Esta nossa vocação carismática faz parte implícita do grande sacramento de iniciação que chamamos de Batismo. É a partir dele que cada um de nós recebeu a vocação e a tarefa de agir como profeta, como sacerdote e como dirigente do povo, indo em frente à maneira de um rei. Eis o fundamento de todos os nossos carismas. O fundamento para aquela transformação radical de vida, da qual falou Pedro cheio do Espírito Santo na ocasião de sua primeira grande pregação. Mas, como já foi dito, essa transformação de vida não se pode esgotar numa atitude de elitismo individual ou grupal; ela também é um processo. Isso quer dizer que não acontece assim, de maneira automática. O Espírito Santo não age em mim quando fico passivo, aguardando que ele me transforme. O Espírito Santo e seus dons carismáticos fazem parte de minha vida e, como tal, fazem parte do processo dinâmico desta vida. Os carismas, por assim dizer, fazem parte de minha vida não como dons acabados, prontamente desenvolvidos. Eles são mais como sementes, prontos para se desenvolver. E eles se desenvolverão no campo de ação, não no quarto fechado e bem protegido. Também aqui devemos superar uma visão individualista e de certa maneira mítica da vida religiosa. A partir do momento que compreendermos que os carismas são dons do Espírito Santo, destinados não a mim, mas para o serviço à comunidade, para o serviço ao mundo, a partir desse momento compreenderemos que o Espírito não deseja pessoas passivas que, fechando os olhos, querem gozar do sentimento de sua presença dentro de si próprias.
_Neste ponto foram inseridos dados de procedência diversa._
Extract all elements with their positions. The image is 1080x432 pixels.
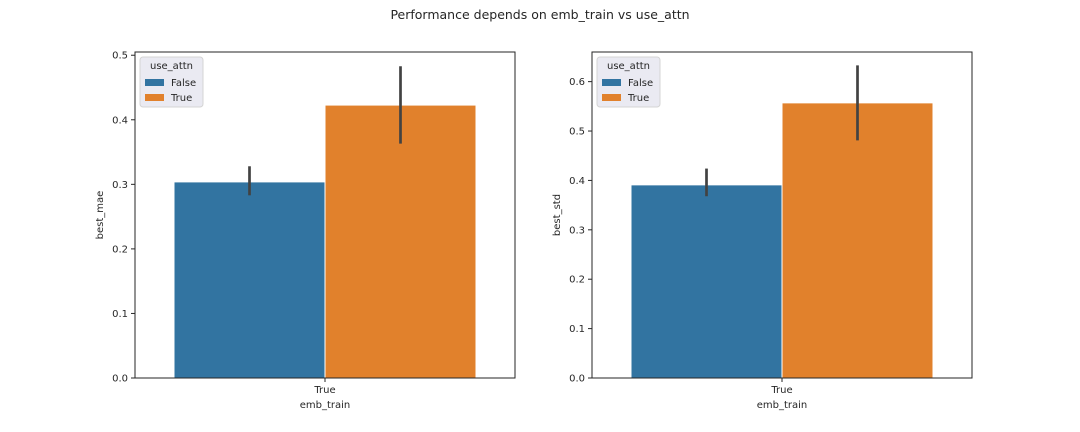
chart-panels: 0.0 0.1 0.2 0.3 0.4 0.5 True emb_train best_mae u… [95, 51, 973, 411]
y-axis-label: best_mae [95, 191, 106, 240]
x-tick-label: True [313, 385, 335, 396]
legend: use_attn False True [596, 56, 661, 108]
legend-swatch-false [145, 79, 164, 86]
legend-swatch-true [145, 94, 164, 101]
chart-panel-1: 0.0 0.1 0.2 0.3 0.4 0.5 True emb_train best_mae u… [95, 51, 516, 411]
bar-false [631, 185, 782, 378]
y-tick-label: 0.0 [112, 374, 128, 385]
y-tick-label: 0.1 [569, 324, 585, 335]
legend-swatch-false [602, 79, 621, 86]
legend: use_attn False True [139, 56, 204, 108]
x-tick-label: True [770, 385, 792, 396]
y-tick-label: 0.5 [112, 51, 128, 62]
legend-title: use_attn [607, 61, 650, 72]
chart-panel-2: 0.0 0.1 0.2 0.3 0.4 0.5 0.6 True emb_train best_s… [552, 51, 973, 411]
y-axis-label: best_std [552, 194, 563, 236]
y-tick-label: 0.0 [569, 374, 585, 385]
legend-title: use_attn [150, 61, 193, 72]
legend-label-true: True [627, 93, 649, 104]
y-tick-label: 0.2 [112, 244, 128, 255]
bar-true [325, 105, 476, 378]
figure-title: Performance depends on emb_train vs use_… [390, 7, 689, 22]
bar-true [782, 103, 933, 379]
legend-swatch-true [602, 94, 621, 101]
y-tick-label: 0.3 [569, 225, 585, 236]
y-tick-label: 0.3 [112, 180, 128, 191]
y-tick-label: 0.5 [569, 127, 585, 138]
legend-label-false: False [171, 78, 196, 89]
y-tick-label: 0.2 [569, 275, 585, 286]
legend-label-true: True [170, 93, 192, 104]
x-axis-label: emb_train [300, 400, 351, 411]
y-tick-label: 0.4 [112, 115, 128, 126]
legend-label-false: False [628, 78, 653, 89]
bar-false [174, 182, 325, 378]
y-tick-label: 0.6 [569, 77, 585, 88]
y-tick-label: 0.1 [112, 309, 128, 320]
x-axis-label: emb_train [757, 400, 808, 411]
y-tick-label: 0.4 [569, 176, 585, 187]
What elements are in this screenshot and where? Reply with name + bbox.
O Espírito Santo, pelo contrário, é um Espírito de ação. Dos nossos louvores ele não precisa; mas o nosso agir, ele o quer. É para isso que nos convoca, incentiva e chama. É para isso que nos dá seus dons!

Sua voz é mais forte nos acontecimentos e nas necessidades que nos provocam para que coloquemos em prática nossos carismas. Onde existe necessidade, aí ele está. Isso significa que aí existem pessoas com os carismas necessários.

Nossa tarefa é só descobrir esses carismas e dar-lhes oportunidade para que possam se desenvolver, não de maneira desordenada — isso não é carisma — mas de maneira coordenada, respondendo às necessidades que aqui e agora se fazem sentir na comunidade cristã.

É na descoberta e atuação desses carismas que precisamos daquele Espírito de inovação e liberdade que não tem medo das coisas novas e dos passos jamais dados. Pois a Igreja não é um corpo estático e cimentado para todos os tempos; pelo contrário, a Igreja se revela cada vez mais como o grande e dinâmico acontecimento do Espírito Santo. Uma comunidade de pessoas comprometidas com a causa de Jesus, sempre a caminho e sempre se renovando, de tal maneira que crie as tarefas conforme as necessidades surgidas e os carismas existentes, sem medo e sem misticismo, sabendo que, como diz Pierre Gaune, a fonte dela não é uma instituição sagrada, mas o fogo e o grande vento do Espírito Santo.